Где сокровище ваше…

We use cookies. Read the Privacy and Cookie Policy

Где сокровище ваше…

А то – в себя, словно в глухой колодец

Гляжу, покуда глаз не изнемог,

И встречно смотрит изнутри уродец -

Раденьем тщетным изнуренный мозг.

Б. Ахмадулина.

«Все вы, во Христа крестившиеся, во Христа облеклись, – учил апостол Павел. – Нет уже иудея, ни язычника; нет раба, ни свободного; нет мужеского пола, ни женского: ибо все вы одно во Христе Иисусе» [108]. У святых отцов находим созвучные рассуждения; святитель Василий Великий указывает: «Жена, как и муж, тоже имеет привилегию быть сотворенной по образу Божию. Их две природы одинаково почтены, они равны в добродетелях, равны в награде и подобны в осуждении» [109]. Ему вторит Григорий Богослов: «Один Творец мужа и жены, одна персть, оба они – один образ; один для них закон, одна смерть, одно воскресение» [110].

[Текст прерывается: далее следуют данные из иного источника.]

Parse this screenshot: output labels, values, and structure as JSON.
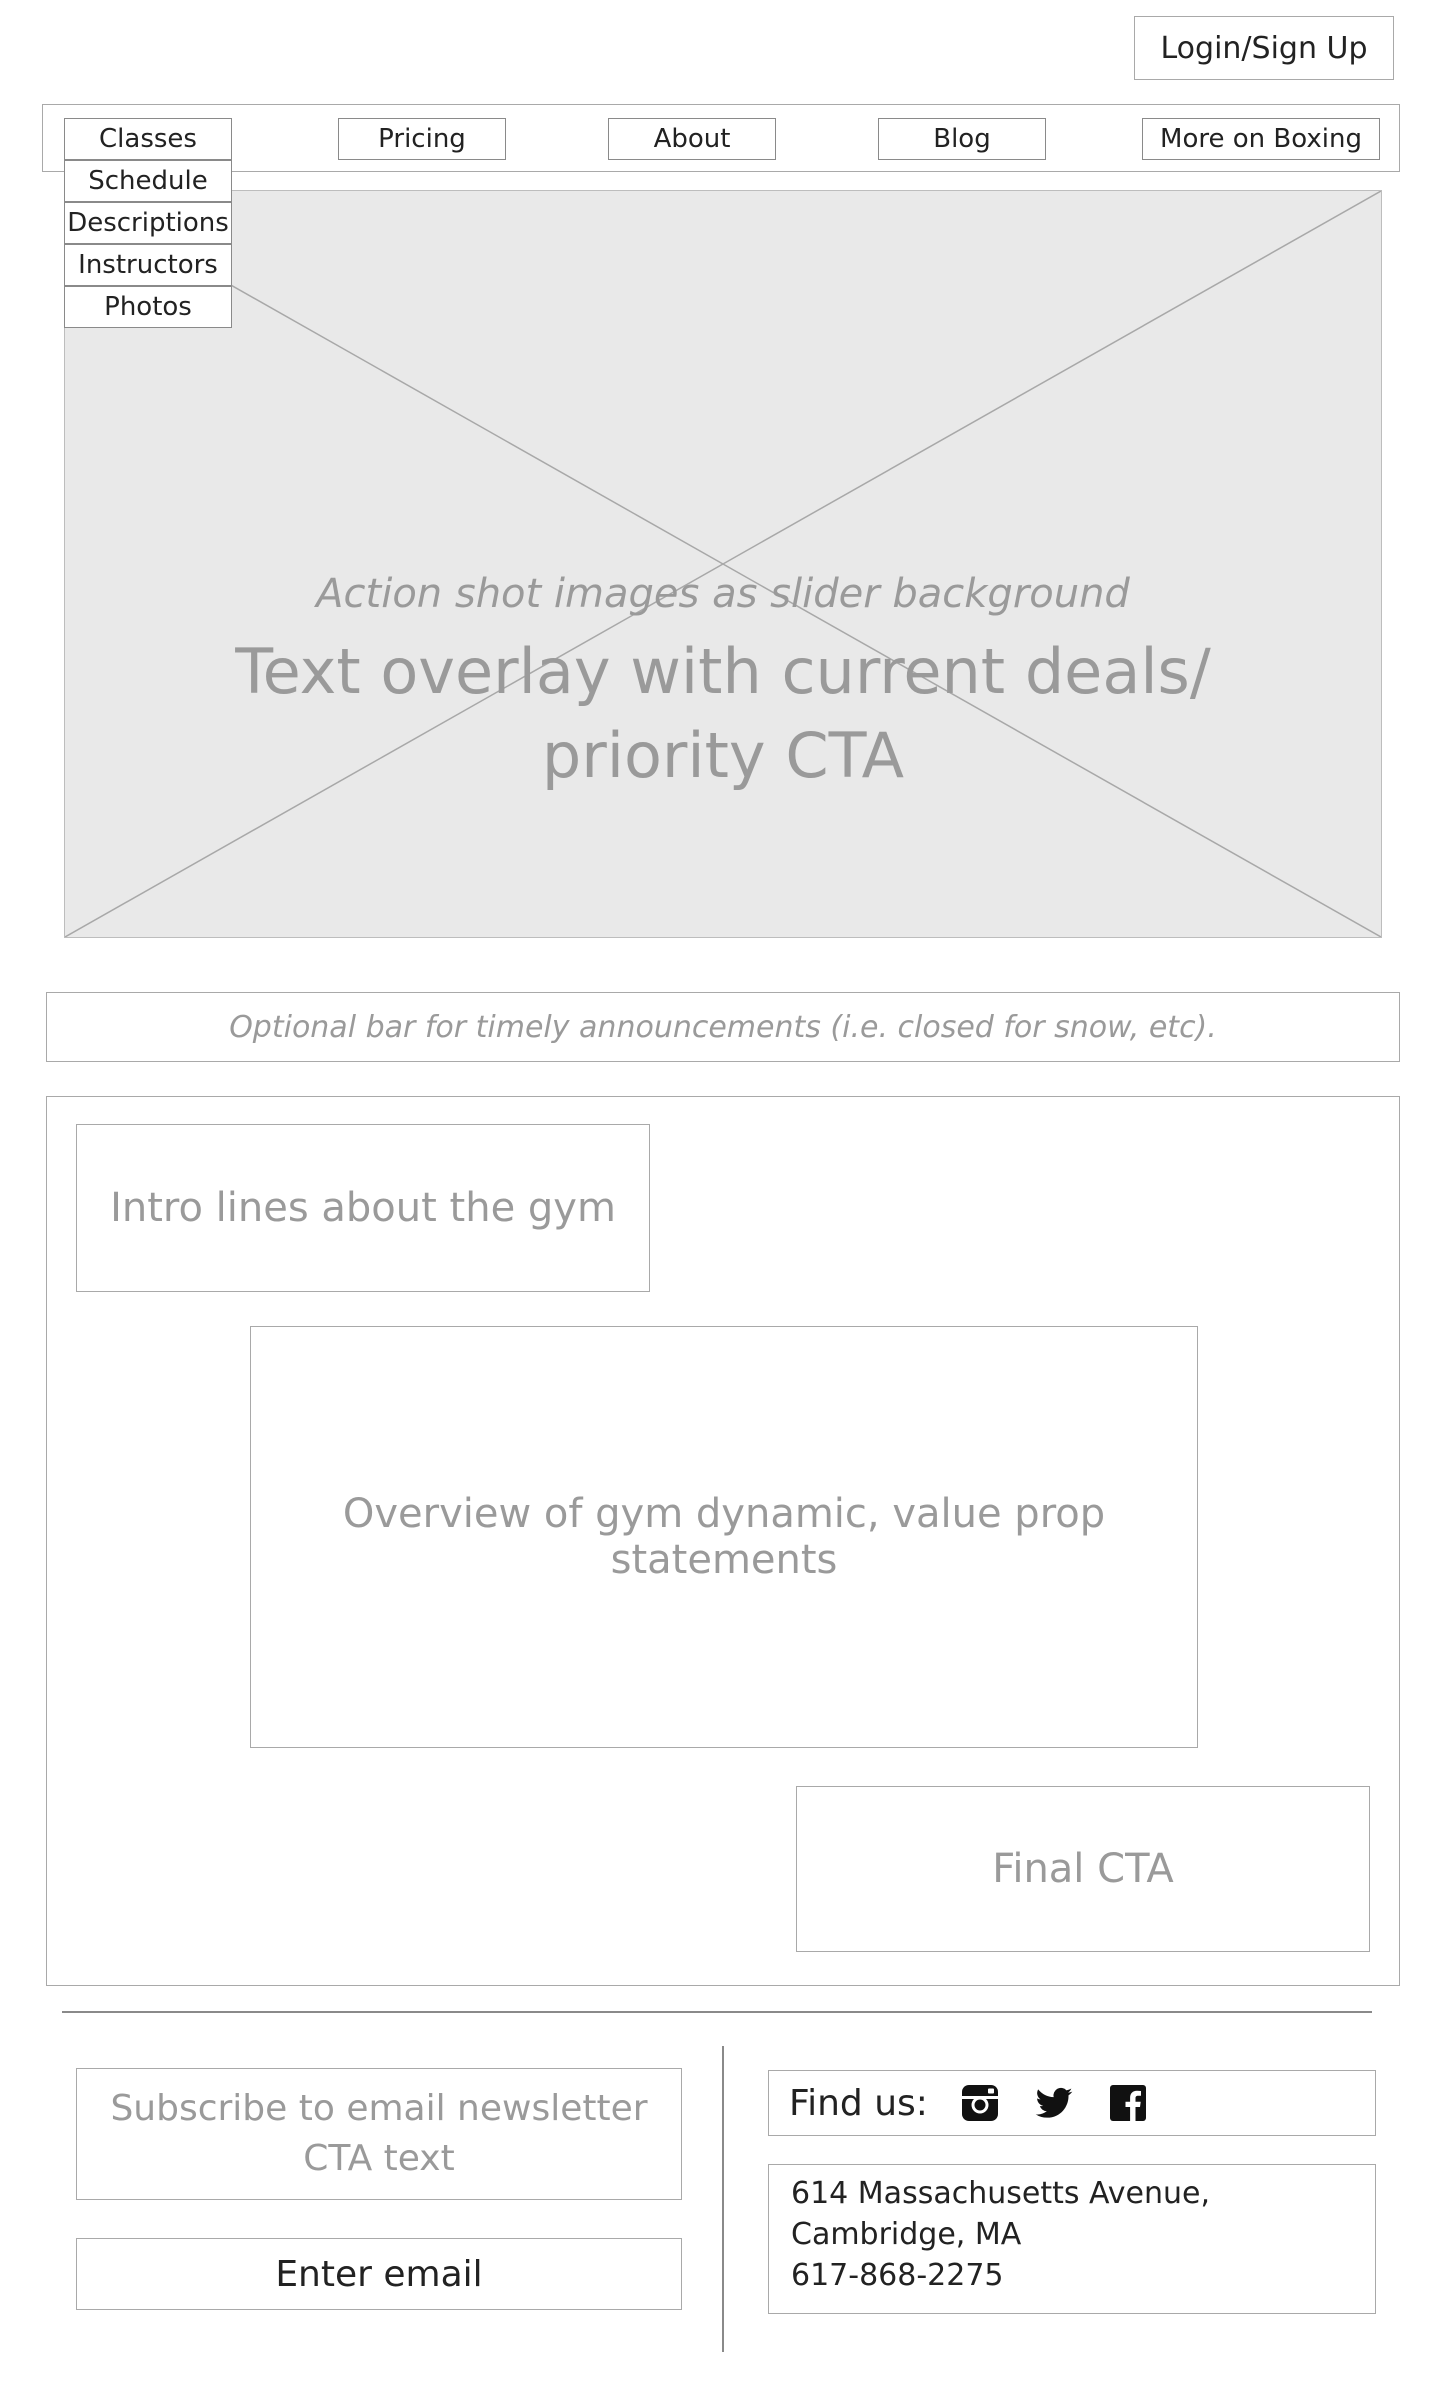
{
  "header": {
    "login_label": "Login/Sign Up"
  },
  "nav": {
    "items": [
      {
        "label": "Classes"
      },
      {
        "label": "Pricing"
      },
      {
        "label": "About"
      },
      {
        "label": "Blog"
      },
      {
        "label": "More on Boxing"
      }
    ],
    "classes_dropdown": [
      {
        "label": "Schedule"
      },
      {
        "label": "Descriptions"
      },
      {
        "label": "Instructors"
      },
      {
        "label": "Photos"
      }
    ]
  },
  "hero": {
    "caption": "Action shot images as slider background",
    "overlay_line1": "Text overlay with current deals/",
    "overlay_line2": "priority CTA"
  },
  "announcement": {
    "text": "Optional bar for timely announcements (i.e. closed for snow, etc)."
  },
  "main": {
    "intro": "Intro lines about the gym",
    "overview": "Overview of gym dynamic, value prop statements",
    "final_cta": "Final CTA"
  },
  "footer": {
    "subscribe_line1": "Subscribe to email newsletter",
    "subscribe_line2": "CTA text",
    "email_placeholder": "Enter email",
    "find_us_label": "Find us:",
    "social_icons": [
      "instagram-icon",
      "twitter-icon",
      "facebook-icon"
    ],
    "address_line1": "614 Massachusetts Avenue,",
    "address_line2": "Cambridge, MA",
    "phone": "617-868-2275"
  }
}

Поэтому женщины не вправе претендовать на льготы, связанные с немощной природой пола, «изнеживаться и ссылаться на то, что слишком слабы для подвигов добродетели и жизни благочестивой» [111]. В Лавсаике, где 25 из 132 глав посвящены женам, приводятся бесценные примеры не только возвышенного, небесного образа жизни, но и поучительные ошибки и заблуждения, главная из которых -подвижничество напоказ, ради суетной славы, которой ищет растленная воля, а не не по духовному расположению и не по любви к Богу» [112].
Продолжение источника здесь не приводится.